We were not allowed to approach the wall because the week before our arrival a Chinese student was killed there during a political argument.
Democracy Wall was only a block or so from Tianamen Square where is located a mausoleum containing the embalmed body of Mao. Four, long lines of visitors – continuously night and day – walked briskly past Mao in a glass coffin.
As we were foreign guests, Chinese visitors to Mao’s sepulcher smilingly opened the queue to us.
When liberated college students in 1989 staged their pro-democracy demonstration at Tianamen Square – with their improvised “Goddess of Democracy” statue patterned after the American Statue of Liberty – I got goose bumps.
I remembered what young Li — 10 years earlier — said would happen in 10 years if economic progress was too slow in coming.
Chairman Deng broke the communist mold, but in 1989 he ordered the People’s Liberation Army to slaughter several thousand Tianamen Square demonstrators and imprison hundreds of ringleaders.
Today, political dissidents in China still are confined to labor camps without legal recourse. However, American-style capitalism — that my Kwangchow friend Chang thought not so bad — has vaulted China into an economic power second only to the United States.
With 1.3 billion people, the largest standing army and the second largest economy after the U.S., China is a de facto world power.
China and the U.S. are best customers of each other, although China this year sold us $103 billion more goods than we sold them.
This translates to millions of American jobs being relocated to China. State banks there make low-interest loans to exporting industries, subsidize Chinese currency and levy high tariffs on imported goods.
Japan succumbed to this type of subsidized banking and money management until it’s economy collapsed ten years ago. A vacuum was created that China rushed to fill. Storm flags are flying.
American and Chinese economists are working to balance out trade and job problems that are muddled by political/cultural differences.
Technology created their problems, but also can solve them.
China invented the wheelbarrow and windmill, but until recently has lagged behind in technology. Now, this has changed with the successful launching of astronaut Yang Liwei for 14 earth orbits. Plans are well along for Chinese satellites and a trip to the moon.
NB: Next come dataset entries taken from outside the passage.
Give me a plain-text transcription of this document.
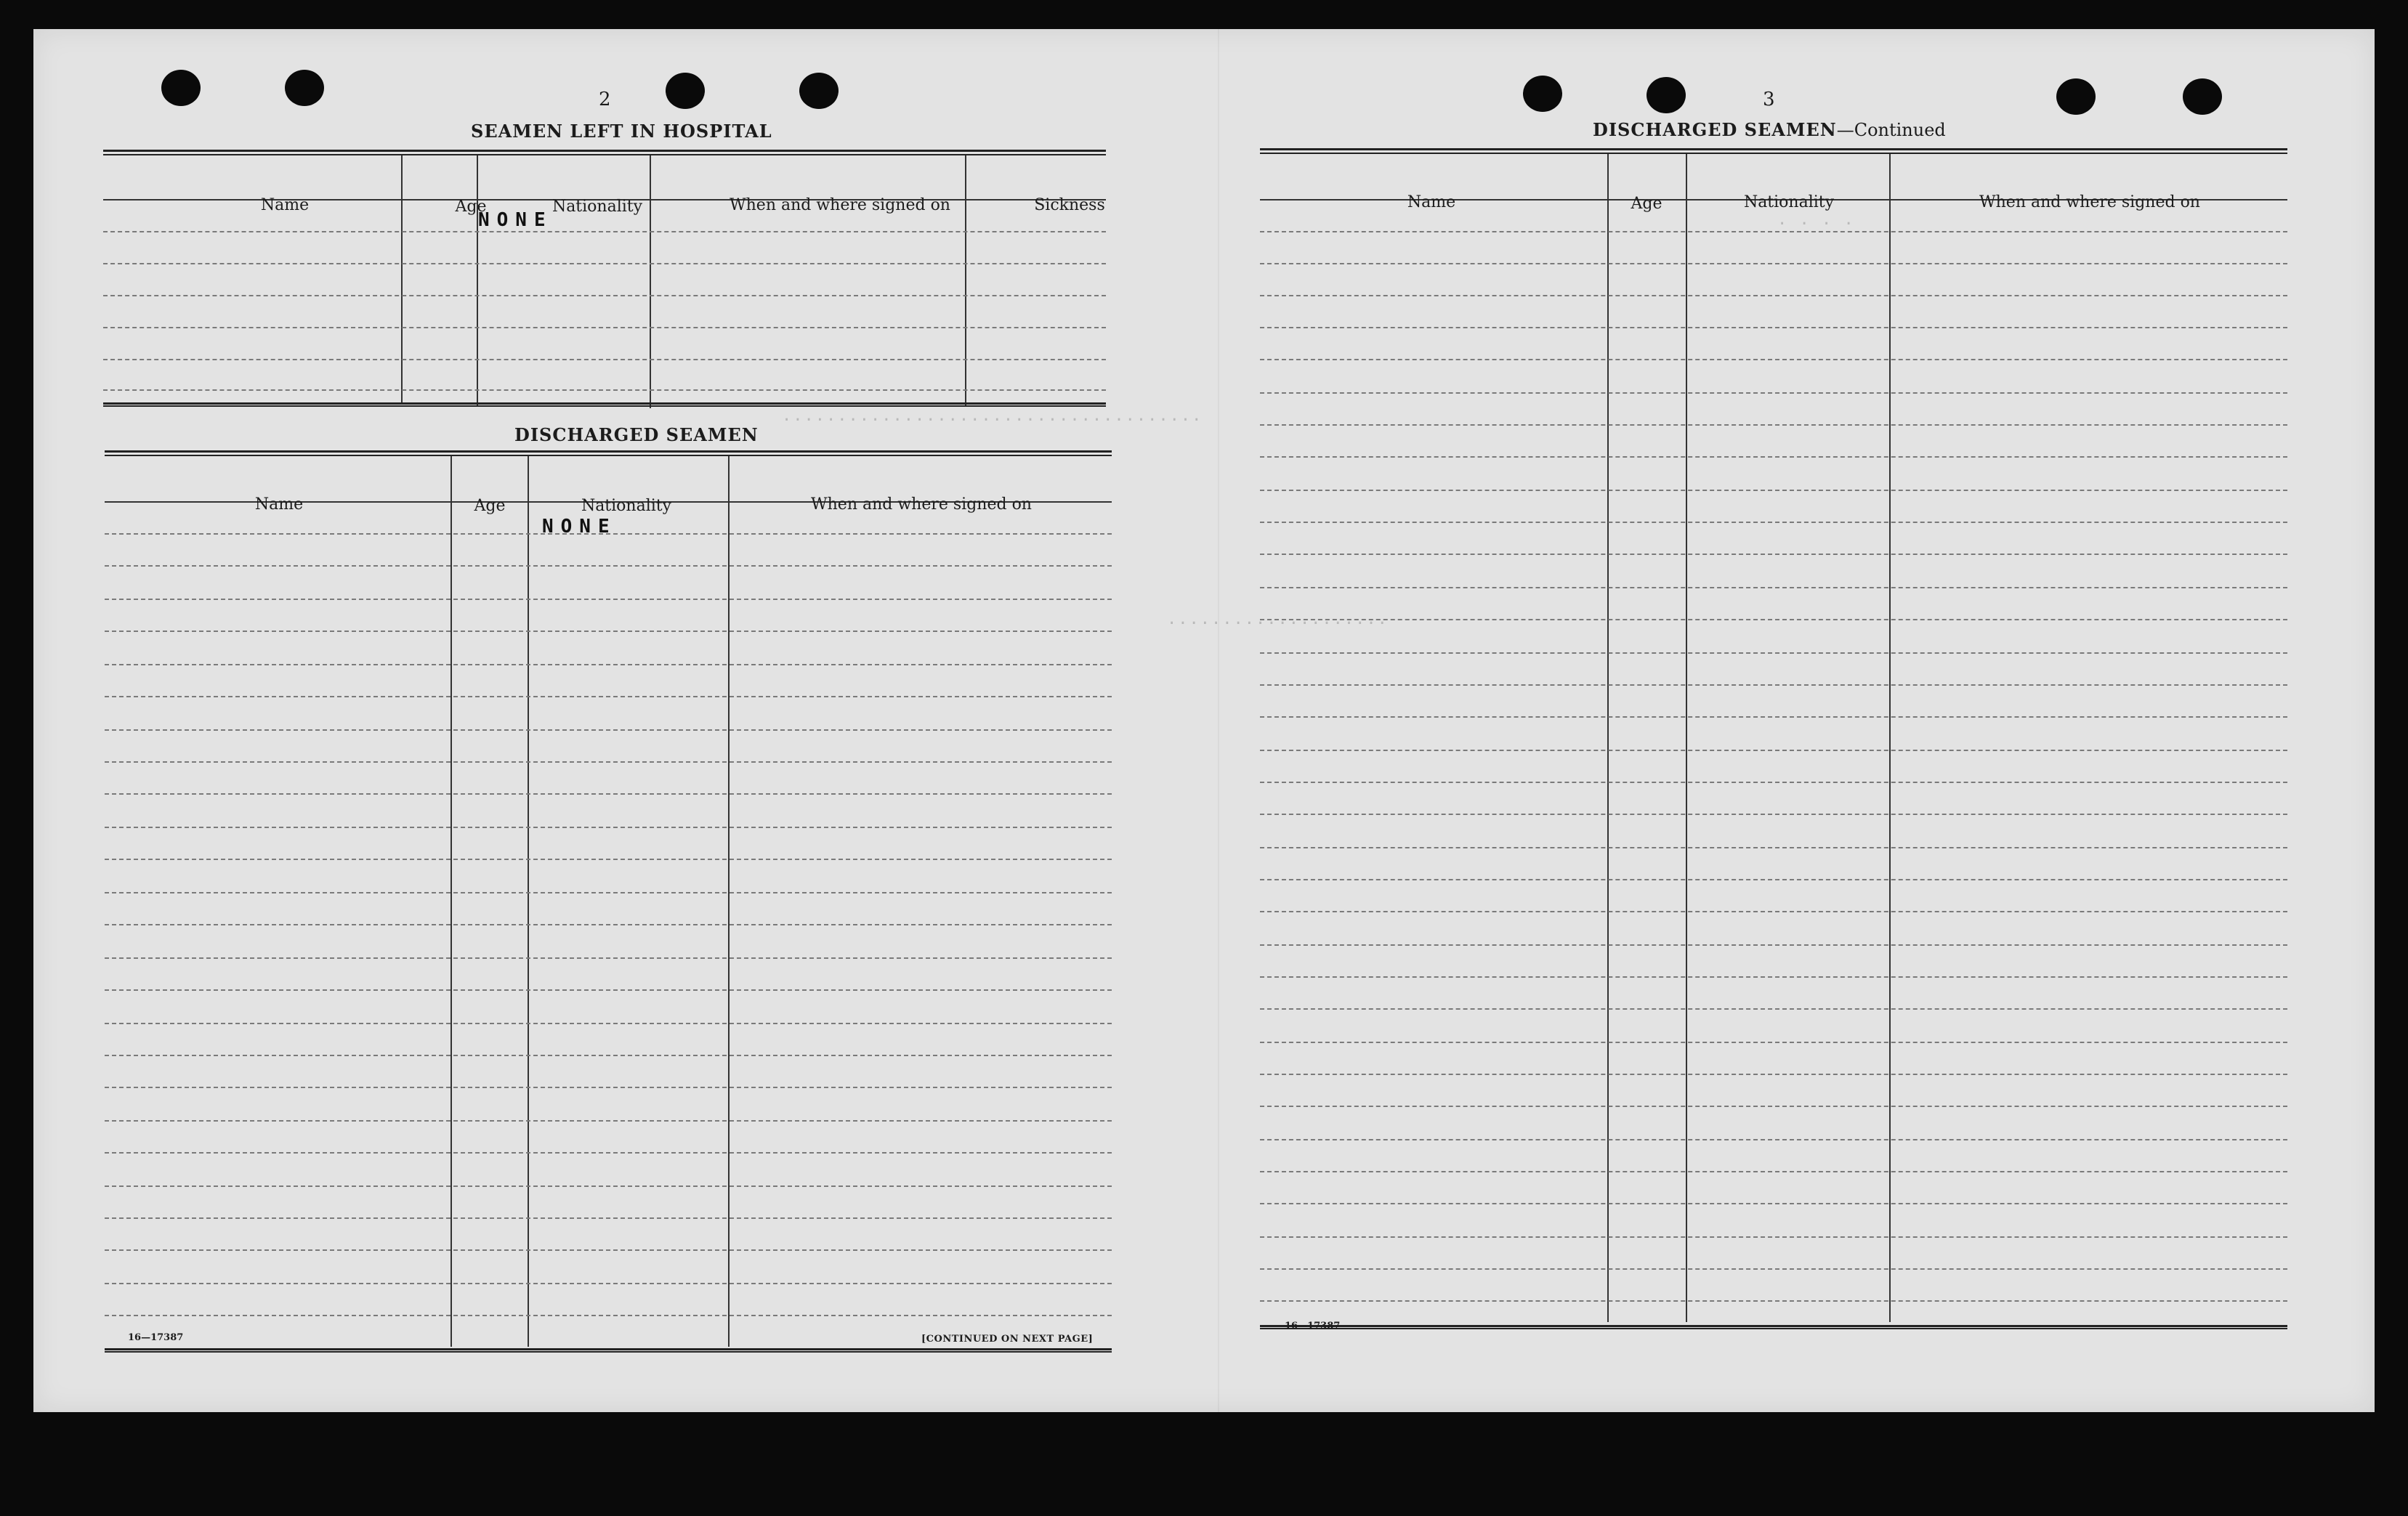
......................................
....................
. . . .
2
SEAMEN LEFT IN HOSPITAL
Name	Age	Nationality	When and where signed on	Sickness
NONE
DISCHARGED SEAMEN
Name	Age	Nationality	When and where signed on
NONE
16—17387	[CONTINUED ON NEXT PAGE]
3
DISCHARGED SEAMEN—Continued
Name	Age	Nationality	When and where signed on
16—17387
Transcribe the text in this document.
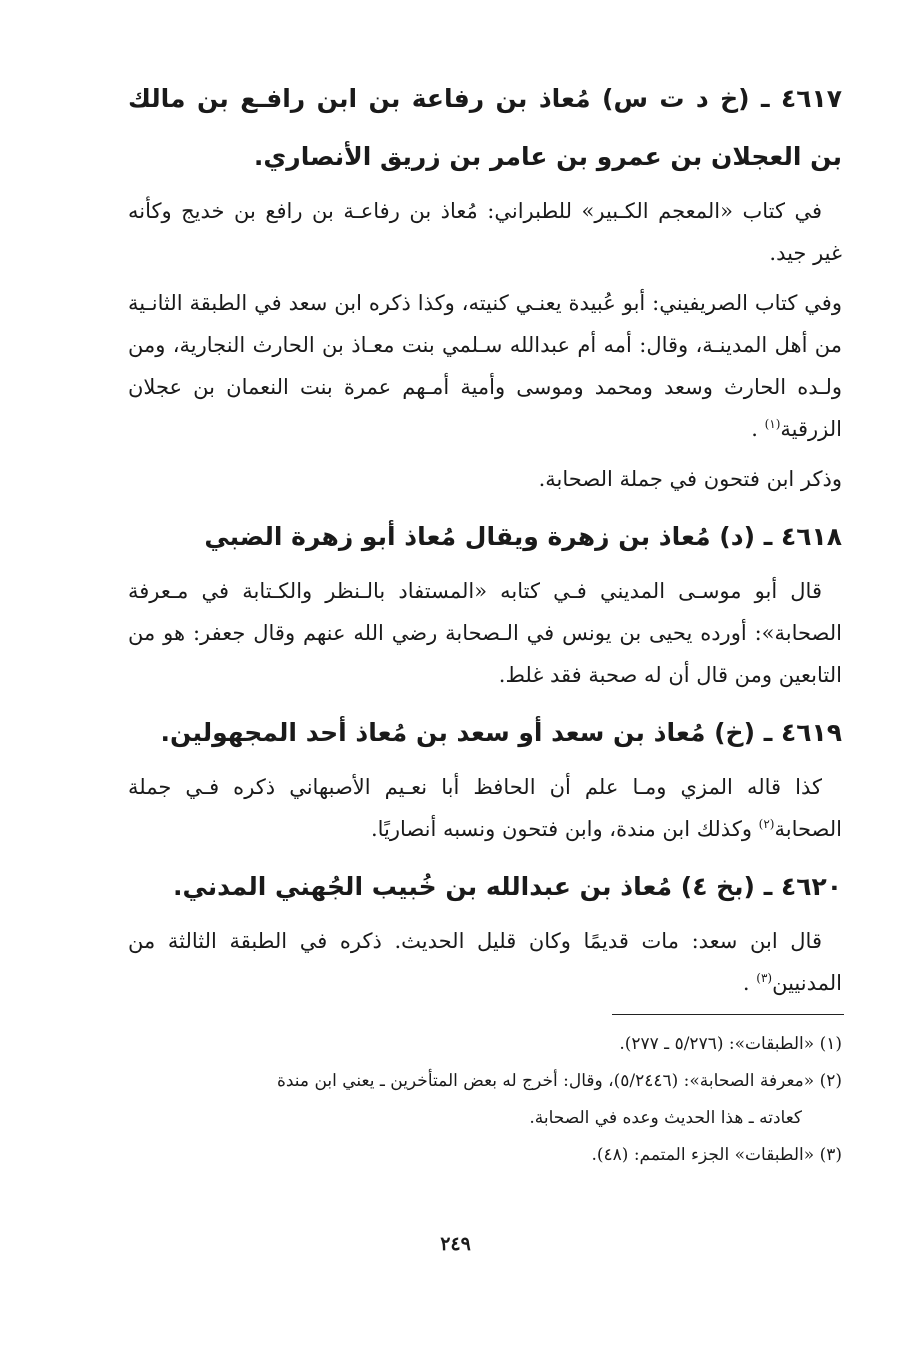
٤٦١٧ ـ (خ د ت س) مُعاذ بن رفاعة بن ابن رافـع بن مالك بن العجلان بن عمرو بن عامر بن زريق الأنصاري.

في كتاب «المعجم الكـبير» للطبراني: مُعاذ بن رفاعـة بن رافع بن خديج وكأنه غير جيد.

وفي كتاب الصريفيني: أبو عُبيدة يعنـي كنيته، وكذا ذكره ابن سعد في الطبقة الثانـية من أهل المدينـة، وقال: أمه أم عبدالله سـلمي بنت معـاذ بن الحارث النجارية، ومن ولـده الحارث وسعد ومحمد وموسى وأمية أمـهم عمرة بنت النعمان بن عجلان الزرقية$^{(١)}$ .

وذكر ابن فتحون في جملة الصحابة.

٤٦١٨ ـ (د) مُعاذ بن زهرة ويقال مُعاذ أبو زهرة الضبي

قال أبو موسـى المديني فـي كتابه «المستفاد بالـنظر والكـتابة في مـعرفة الصحابة»: أورده يحيى بن يونس في الـصحابة رضي الله عنهم وقال جعفر: هو من التابعين ومن قال أن له صحبة فقد غلط.

٤٦١٩ ـ (خ) مُعاذ بن سعد أو سعد بن مُعاذ أحد المجهولين.

كذا قاله المزي ومـا علم أن الحافظ أبا نعـيم الأصبهاني ذكره فـي جملة الصحابة$^{(٢)}$ وكذلك ابن مندة، وابن فتحون ونسبه أنصاريًا.

٤٦٢٠ ـ (بخ ٤) مُعاذ بن عبدالله بن خُبيب الجُهني المدني.

قال ابن سعد: مات قديمًا وكان قليل الحديث. ذكره في الطبقة الثالثة من المدنيين$^{(٣)}$ .

(١) «الطبقات»: (٥/٢٧٦ ـ ٢٧٧).

(٢) «معرفة الصحابة»: (٥/٢٤٤٦)، وقال: أخرج له بعض المتأخرين ـ يعني ابن مندة
كعادته ـ هذا الحديث وعده في الصحابة.

(٣) «الطبقات» الجزء المتمم: (٤٨).

٢٤٩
Senator Jepson’s recent guests are a new generation of Chinese leaders with global savvy. Hopefully they portend a new Chinese policy of mutual cooperation with the United States and other western nations.
Socialism is waning in a new China, and democracy is gaining – a la Hong Kong and mass communication. The world’s largest country – like a giant ship — turns slowly, but inexorably.
As the famous American statesman Benjamin Franklin opined when we embarked on a journey of democratic capitalism in 1776, “We must all hang together, or assuredly, we shall all hang separately.”